To cut to the chase, the result favored by them was a society based on principles of individual rights that are identified by reference to human nature, a universal standard that can guide a social system to serve the best interest of all those who live under it. Seemingly paradoxically, the public interest or common good turned out to be what was in the interest of individual members of society as individuals and members of freely formed groups, not any group or the whole society or some such divisive faction of human beings. Protect the basic rights of all members of society and you will have achieved the public interest! Respect for and the protection of individual rights are what best serve the public! Human beings are fundamentally individual persons and none may be tossed aside as they are being properly, justly governed.

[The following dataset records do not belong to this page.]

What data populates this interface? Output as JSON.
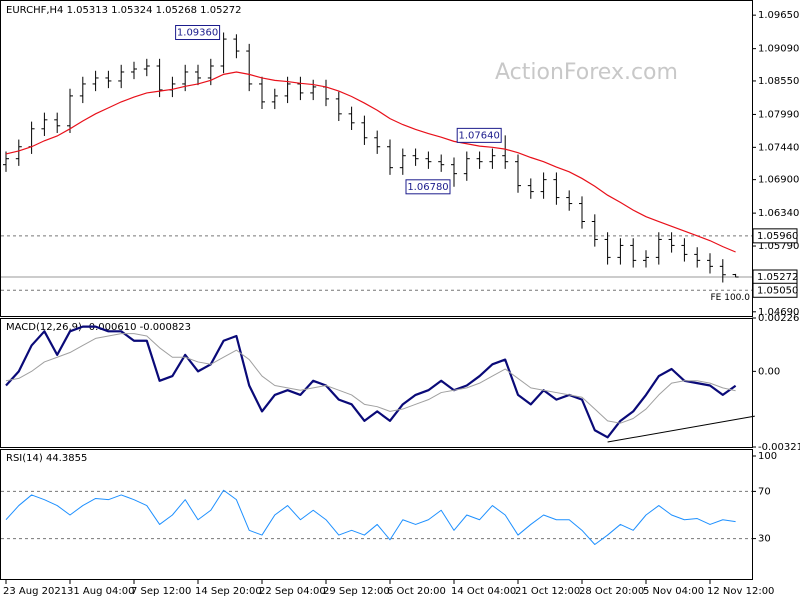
{
  "chart_data": [
    {
      "type": "ohlc",
      "title": "EURCHF,H4 1.05313 1.05324 1.05268 1.05272",
      "watermark": "ActionForex.com",
      "categories": [
        "23 Aug 2021",
        null,
        null,
        null,
        null,
        "31 Aug 04:00",
        null,
        null,
        null,
        null,
        "7 Sep 12:00",
        null,
        null,
        null,
        null,
        "14 Sep 20:00",
        null,
        null,
        null,
        null,
        "22 Sep 04:00",
        null,
        null,
        null,
        null,
        "29 Sep 12:00",
        null,
        null,
        null,
        null,
        "6 Oct 20:00",
        null,
        null,
        null,
        null,
        "14 Oct 04:00",
        null,
        null,
        null,
        null,
        "21 Oct 12:00",
        null,
        null,
        null,
        null,
        "28 Oct 20:00",
        null,
        null,
        null,
        null,
        "5 Nov 04:00",
        null,
        null,
        null,
        null,
        "12 Nov 12:00",
        null,
        null
      ],
      "open": [
        1.0715,
        1.0725,
        1.0745,
        1.0775,
        1.079,
        1.078,
        1.083,
        1.085,
        1.086,
        1.0855,
        1.087,
        1.0875,
        1.088,
        1.084,
        1.085,
        1.087,
        1.086,
        1.088,
        1.0925,
        1.0905,
        1.085,
        1.082,
        1.083,
        1.085,
        1.0835,
        1.0845,
        1.0825,
        1.08,
        1.0785,
        1.076,
        1.0745,
        1.071,
        1.073,
        1.0725,
        1.072,
        1.0715,
        1.07,
        1.0725,
        1.072,
        1.073,
        1.072,
        1.068,
        1.067,
        1.069,
        1.066,
        1.065,
        1.062,
        1.059,
        1.056,
        1.058,
        1.0555,
        1.056,
        1.059,
        1.058,
        1.0565,
        1.0555,
        1.0545,
        1.05313
      ],
      "high": [
        1.0737,
        1.0757,
        1.0787,
        1.0802,
        1.0802,
        1.0842,
        1.0862,
        1.0872,
        1.0872,
        1.0882,
        1.0887,
        1.0892,
        1.0892,
        1.0862,
        1.0882,
        1.0882,
        1.0892,
        1.0936,
        1.0933,
        1.0917,
        1.0862,
        1.0842,
        1.0862,
        1.0862,
        1.0857,
        1.0857,
        1.0837,
        1.0812,
        1.0797,
        1.0772,
        1.0757,
        1.0742,
        1.0742,
        1.0737,
        1.0732,
        1.0727,
        1.0737,
        1.0737,
        1.0742,
        1.0764,
        1.0732,
        1.0692,
        1.0702,
        1.0702,
        1.0672,
        1.0662,
        1.0632,
        1.0602,
        1.0592,
        1.0592,
        1.0572,
        1.0602,
        1.0602,
        1.0592,
        1.0577,
        1.0567,
        1.0557,
        1.05324
      ],
      "low": [
        1.0703,
        1.0713,
        1.0733,
        1.0763,
        1.0768,
        1.0768,
        1.0818,
        1.0838,
        1.0843,
        1.0843,
        1.0858,
        1.0863,
        1.0828,
        1.0828,
        1.0838,
        1.0848,
        1.0848,
        1.0868,
        1.0893,
        1.0838,
        1.0808,
        1.0808,
        1.0818,
        1.0823,
        1.0823,
        1.0813,
        1.0788,
        1.0773,
        1.0748,
        1.0733,
        1.0698,
        1.0698,
        1.0713,
        1.0708,
        1.0703,
        1.0678,
        1.0688,
        1.0708,
        1.0708,
        1.0708,
        1.0668,
        1.0658,
        1.0658,
        1.0648,
        1.0638,
        1.0608,
        1.0578,
        1.0548,
        1.0548,
        1.0543,
        1.0543,
        1.0548,
        1.0568,
        1.0553,
        1.0543,
        1.0533,
        1.0518,
        1.05268
      ],
      "close": [
        1.0725,
        1.0745,
        1.0775,
        1.079,
        1.078,
        1.083,
        1.085,
        1.086,
        1.0855,
        1.087,
        1.0875,
        1.088,
        1.084,
        1.085,
        1.087,
        1.086,
        1.088,
        1.0925,
        1.0905,
        1.085,
        1.082,
        1.083,
        1.085,
        1.0835,
        1.0845,
        1.0825,
        1.08,
        1.0785,
        1.076,
        1.0745,
        1.071,
        1.073,
        1.0725,
        1.072,
        1.0715,
        1.07,
        1.0725,
        1.072,
        1.073,
        1.072,
        1.068,
        1.067,
        1.069,
        1.066,
        1.065,
        1.062,
        1.059,
        1.056,
        1.058,
        1.0555,
        1.056,
        1.059,
        1.058,
        1.0565,
        1.0555,
        1.0545,
        1.0531,
        1.05272
      ],
      "color": "#000000",
      "ma": {
        "color": "#e8101a",
        "values": [
          1.0733,
          1.0738,
          1.0745,
          1.0755,
          1.0763,
          1.0775,
          1.0788,
          1.08,
          1.081,
          1.082,
          1.0828,
          1.0835,
          1.0838,
          1.0841,
          1.0846,
          1.085,
          1.0856,
          1.0866,
          1.087,
          1.0866,
          1.086,
          1.0856,
          1.0854,
          1.0851,
          1.0849,
          1.0845,
          1.0838,
          1.0829,
          1.0818,
          1.0806,
          1.0792,
          1.0782,
          1.0774,
          1.0767,
          1.0761,
          1.0754,
          1.075,
          1.0746,
          1.0744,
          1.0741,
          1.0735,
          1.0727,
          1.072,
          1.0711,
          1.0703,
          1.0692,
          1.0679,
          1.0664,
          1.0652,
          1.0639,
          1.0628,
          1.062,
          1.0612,
          1.0604,
          1.0596,
          1.0588,
          1.0578,
          1.0569
        ]
      },
      "ylim": [
        1.0462,
        1.0987
      ],
      "yticks": [
        {
          "value": 1.0965,
          "label": "1.09650"
        },
        {
          "value": 1.0909,
          "label": "1.09090"
        },
        {
          "value": 1.0855,
          "label": "1.08550"
        },
        {
          "value": 1.0799,
          "label": "1.07990"
        },
        {
          "value": 1.0744,
          "label": "1.07440"
        },
        {
          "value": 1.069,
          "label": "1.06900"
        },
        {
          "value": 1.0634,
          "label": "1.06340"
        },
        {
          "value": 1.0579,
          "label": "1.05790"
        },
        {
          "value": 1.0469,
          "label": "1.04690"
        }
      ],
      "levels": [
        {
          "value": 1.0596,
          "label": "1.05960",
          "style": "dashed"
        },
        {
          "value": 1.05272,
          "label": "1.05272",
          "style": "solid"
        },
        {
          "value": 1.0505,
          "label": "1.05050",
          "style": "dashed",
          "note": "FE 100.0"
        }
      ],
      "annotations": [
        {
          "bar": 17,
          "value": 1.0936,
          "label": "1.09360"
        },
        {
          "bar": 39,
          "value": 1.0764,
          "label": "1.07640"
        },
        {
          "bar": 35,
          "value": 1.0678,
          "label": "1.06780"
        }
      ]
    },
    {
      "type": "line",
      "title": "MACD(12,26,9) -0.000610 -0.000823",
      "series": [
        {
          "color": "#0a0a78",
          "width": 2.2,
          "values": [
            -0.0006,
            0.0,
            0.0011,
            0.0017,
            0.0007,
            0.0017,
            0.0019,
            0.0019,
            0.0017,
            0.0017,
            0.0013,
            0.0013,
            -0.0004,
            -0.0002,
            0.0007,
            0.0,
            0.0003,
            0.0013,
            0.0015,
            -0.0006,
            -0.0017,
            -0.001,
            -0.0008,
            -0.001,
            -0.0004,
            -0.0006,
            -0.0012,
            -0.0014,
            -0.0021,
            -0.0017,
            -0.0021,
            -0.0014,
            -0.001,
            -0.0008,
            -0.0004,
            -0.0008,
            -0.0006,
            -0.0002,
            0.0003,
            0.0005,
            -0.001,
            -0.0014,
            -0.0008,
            -0.0012,
            -0.001,
            -0.0012,
            -0.0025,
            -0.0028,
            -0.0021,
            -0.0017,
            -0.001,
            -0.0002,
            0.0001,
            -0.0004,
            -0.0005,
            -0.0006,
            -0.001,
            -0.00061
          ]
        },
        {
          "color": "#a0a0a0",
          "width": 1,
          "values": [
            -0.0004,
            -0.0003,
            0.0,
            0.0004,
            0.0006,
            0.0008,
            0.0011,
            0.0014,
            0.0015,
            0.0016,
            0.0016,
            0.0015,
            0.001,
            0.0006,
            0.0006,
            0.0004,
            0.0003,
            0.0006,
            0.0009,
            0.0005,
            -0.0002,
            -0.0006,
            -0.0007,
            -0.0008,
            -0.0007,
            -0.0006,
            -0.0008,
            -0.001,
            -0.0014,
            -0.0015,
            -0.0017,
            -0.0016,
            -0.0014,
            -0.0012,
            -0.0009,
            -0.0008,
            -0.0007,
            -0.0005,
            -0.0002,
            0.0001,
            -0.0003,
            -0.0007,
            -0.0008,
            -0.0009,
            -0.001,
            -0.0011,
            -0.0016,
            -0.0021,
            -0.0022,
            -0.002,
            -0.0016,
            -0.001,
            -0.0005,
            -0.0004,
            -0.0004,
            -0.0005,
            -0.0007,
            -0.000823
          ]
        }
      ],
      "trendline": {
        "x": [
          47,
          58.5
        ],
        "values": [
          -0.003,
          -0.0019
        ]
      },
      "ylim": [
        -0.003211,
        0.002265
      ],
      "yticks": [
        0.002265,
        {
          "value": 0,
          "label": "0.00"
        },
        -0.003211
      ]
    },
    {
      "type": "line",
      "title": "RSI(14) 44.3855",
      "series": [
        {
          "color": "#1e90ff",
          "width": 1,
          "values": [
            46,
            58,
            67,
            63,
            58,
            50,
            58,
            64,
            63,
            67,
            63,
            58,
            42,
            50,
            63,
            46,
            54,
            71,
            63,
            37,
            33,
            50,
            58,
            46,
            54,
            46,
            33,
            37,
            33,
            42,
            29,
            46,
            42,
            46,
            54,
            37,
            50,
            46,
            58,
            50,
            33,
            42,
            50,
            46,
            46,
            37,
            25,
            33,
            42,
            37,
            50,
            58,
            50,
            46,
            47,
            42,
            46,
            44.3855
          ]
        }
      ],
      "levels": [
        {
          "value": 70,
          "style": "dashed"
        },
        {
          "value": 30,
          "style": "dashed"
        }
      ],
      "ylim": [
        0,
        100
      ],
      "yticks": [
        100,
        70,
        30
      ]
    }
  ]
}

A side effect of this discovery was that society may only be minimally governed, that government's scope must be severely limited, that all temptation to regiment the whole must be resisted except for never allowing individual rights to be violated, sacrificed no matter how important it may appear to do so! And that means no cause such as healing the sick or saving wild animals or promoting the fine arts or helping the poor and the children – none may serve to violate the rights of individual members of society. In some rare cases of emergency the task, once the emergency has been met, is to return to the project to identifying, securing, and protecting individual rights ASAP.